John Berger dies

berger

John Berger, the English art critic and novelist, has died at age 90. He is most famous for the TV series and book from 1972 called Ways of Seeing. It revolutionized thinking about art, especially about gender representations, and it is still an indispensable text. Both the TV series and the book were extremely innovative in form.

Berger wrote extensively about art and I have in my collection the Penguin book called Understanding a Photograph, a series of short essays. The essay that gives the book its title is interesting as a fragment from another time, 1968, before the market for photographs as works of art developed.

He critiques the medium of photography as an art. Circumstances have changed since 1968 but it’s still worth reading. Here is a collection of quotes that I  underlined when I first read the book.

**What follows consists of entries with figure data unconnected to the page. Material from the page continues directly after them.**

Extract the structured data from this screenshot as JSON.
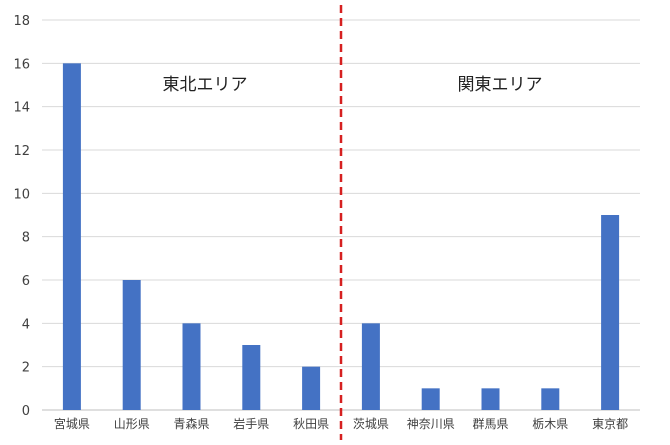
{
  "chart_data": {
    "type": "bar",
    "categories": [
      "宮城県",
      "山形県",
      "青森県",
      "岩手県",
      "秋田県",
      "茨城県",
      "神奈川県",
      "群馬県",
      "栃木県",
      "東京都"
    ],
    "values": [
      16,
      6,
      4,
      3,
      2,
      4,
      1,
      1,
      1,
      9
    ],
    "ylim": [
      0,
      18
    ],
    "yticks": [
      0,
      2,
      4,
      6,
      8,
      10,
      12,
      14,
      16,
      18
    ],
    "grid": true,
    "legend": "none",
    "regions": [
      {
        "label": "東北エリア",
        "categories": [
          "宮城県",
          "山形県",
          "青森県",
          "岩手県",
          "秋田県"
        ]
      },
      {
        "label": "関東エリア",
        "categories": [
          "茨城県",
          "神奈川県",
          "群馬県",
          "栃木県",
          "東京都"
        ]
      }
    ],
    "divider": {
      "after_category_index": 4,
      "style": "dashed",
      "color": "#d62020"
    }
  },
  "colors": {
    "bar": "#4472c4",
    "grid": "#d9d9d9",
    "axis": "#bfbfbf",
    "divider": "#d62020"
  }
}
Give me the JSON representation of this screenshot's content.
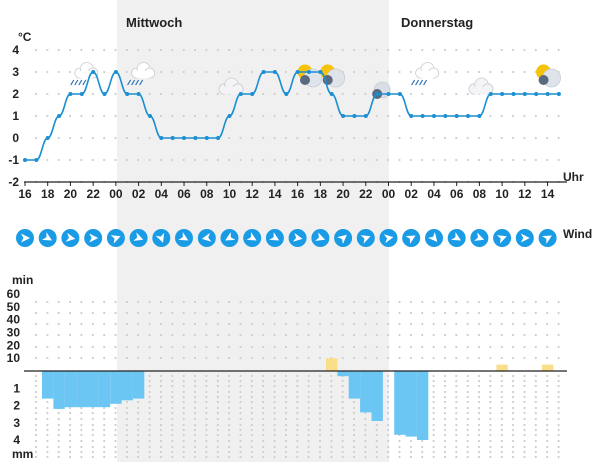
{
  "days": [
    "Mittwoch",
    "Donnerstag"
  ],
  "temp_unit": "°C",
  "time_unit": "Uhr",
  "wind_label": "Wind",
  "precip_duration_unit": "min",
  "precip_amount_unit": "mm",
  "colors": {
    "temp_line": "#1a8fd1",
    "rain_bar": "#6cc6f3",
    "sun_bar": "#f9df8a",
    "wind_circle": "#1a9be6",
    "night_shade": "#f0f0f0",
    "grid_dot": "#cfcfcf"
  },
  "chart_data": [
    {
      "type": "line",
      "name": "temperature",
      "ylabel": "°C",
      "xlabel": "Uhr",
      "ylim": [
        -2,
        4
      ],
      "yticks": [
        -2,
        -1,
        0,
        1,
        2,
        3,
        4
      ],
      "xtick_labels": [
        "16",
        "18",
        "20",
        "22",
        "00",
        "02",
        "04",
        "06",
        "08",
        "10",
        "12",
        "14",
        "16",
        "18",
        "20",
        "22",
        "00",
        "02",
        "04",
        "06",
        "08",
        "10",
        "12",
        "14"
      ],
      "x_hours": [
        16,
        17,
        18,
        19,
        20,
        21,
        22,
        23,
        24,
        25,
        26,
        27,
        28,
        29,
        30,
        31,
        32,
        33,
        34,
        35,
        36,
        37,
        38,
        39,
        40,
        41,
        42,
        43,
        44,
        45,
        46,
        47,
        48,
        49,
        50,
        51,
        52,
        53,
        54,
        55,
        56,
        57,
        58,
        59,
        60,
        61,
        62,
        63
      ],
      "values": [
        -1,
        -1,
        0,
        1,
        2,
        2,
        3,
        2,
        3,
        2,
        2,
        1,
        0,
        0,
        0,
        0,
        0,
        0,
        1,
        2,
        2,
        3,
        3,
        2,
        3,
        3,
        3,
        2,
        1,
        1,
        1,
        2,
        2,
        2,
        1,
        1,
        1,
        1,
        1,
        1,
        1,
        2,
        2,
        2,
        2,
        2,
        2,
        2
      ],
      "weather_icons": [
        {
          "hour": 21,
          "icon": "cloud-rain-icon"
        },
        {
          "hour": 26,
          "icon": "cloud-rain-icon"
        },
        {
          "hour": 34,
          "icon": "cloud-icon"
        },
        {
          "hour": 41,
          "icon": "partly-cloudy-icon"
        },
        {
          "hour": 43,
          "icon": "partly-cloudy-icon"
        },
        {
          "hour": 47,
          "icon": "cloudy-night-icon"
        },
        {
          "hour": 51,
          "icon": "cloud-rain-icon"
        },
        {
          "hour": 56,
          "icon": "cloud-icon"
        },
        {
          "hour": 62,
          "icon": "partly-cloudy-icon"
        }
      ]
    },
    {
      "type": "arrows",
      "name": "wind",
      "hours": [
        16,
        18,
        20,
        22,
        24,
        26,
        28,
        30,
        32,
        34,
        36,
        38,
        40,
        42,
        44,
        46,
        48,
        50,
        52,
        54,
        56,
        58,
        60,
        62
      ],
      "direction_deg": [
        90,
        120,
        100,
        90,
        70,
        110,
        160,
        120,
        260,
        240,
        120,
        120,
        100,
        110,
        50,
        70,
        80,
        60,
        140,
        120,
        110,
        70,
        90,
        60
      ]
    },
    {
      "type": "bar",
      "name": "sunshine_duration",
      "ylabel": "min",
      "ylim": [
        0,
        60
      ],
      "yticks": [
        10,
        20,
        30,
        40,
        50,
        60
      ],
      "hours": [
        16,
        17,
        18,
        19,
        20,
        21,
        22,
        23,
        24,
        25,
        26,
        27,
        28,
        29,
        30,
        31,
        32,
        33,
        34,
        35,
        36,
        37,
        38,
        39,
        40,
        41,
        42,
        43,
        44,
        45,
        46,
        47,
        48,
        49,
        50,
        51,
        52,
        53,
        54,
        55,
        56,
        57,
        58,
        59,
        60,
        61,
        62,
        63
      ],
      "values": [
        0,
        0,
        0,
        0,
        0,
        0,
        0,
        0,
        0,
        0,
        0,
        0,
        0,
        0,
        0,
        0,
        0,
        0,
        0,
        0,
        0,
        0,
        0,
        0,
        0,
        0,
        0,
        10,
        0,
        0,
        0,
        0,
        0,
        0,
        0,
        0,
        0,
        0,
        0,
        0,
        0,
        0,
        5,
        0,
        0,
        0,
        5,
        0
      ]
    },
    {
      "type": "bar",
      "name": "precipitation",
      "ylabel": "mm",
      "ylim": [
        0,
        4
      ],
      "yticks": [
        1,
        2,
        3,
        4
      ],
      "hours": [
        16,
        17,
        18,
        19,
        20,
        21,
        22,
        23,
        24,
        25,
        26,
        27,
        28,
        29,
        30,
        31,
        32,
        33,
        34,
        35,
        36,
        37,
        38,
        39,
        40,
        41,
        42,
        43,
        44,
        45,
        46,
        47,
        48,
        49,
        50,
        51,
        52,
        53,
        54,
        55,
        56,
        57,
        58,
        59,
        60,
        61,
        62,
        63
      ],
      "values": [
        0,
        0,
        1.6,
        2.2,
        2.1,
        2.1,
        2.1,
        2.1,
        1.9,
        1.7,
        1.6,
        0,
        0,
        0,
        0,
        0,
        0,
        0,
        0,
        0,
        0,
        0,
        0,
        0,
        0,
        0,
        0,
        0,
        0.3,
        1.6,
        2.4,
        2.9,
        0,
        3.7,
        3.8,
        4.0,
        0,
        0,
        0,
        0,
        0,
        0,
        0,
        0,
        0,
        0,
        0,
        0
      ]
    }
  ]
}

It now seems fortunate that few museums have had the foresight to open photographic departments, for it means that few photographs have been preserved in sacred isolation.

By their nature, photographs have little or no property value because they have no rarity value. Thus, in twentieth century terms, photographs are records of things seen. Let us consider them no closer to works of art than cardiograms.

It is more useful to categorize art by what has become its social function. It functions as property. Accordingly, photographs are outside of this category.

Photography is the process of rendering observation self-conscious.

The formal arrangements of a photograph explain nothing. The events portrayed are in themselves mysterious or explicable according to the spectator’s knowledge of them prior to his seeing the photograph.

The true content of a photograph is invisible, for it derives from a play, not with form, but with time.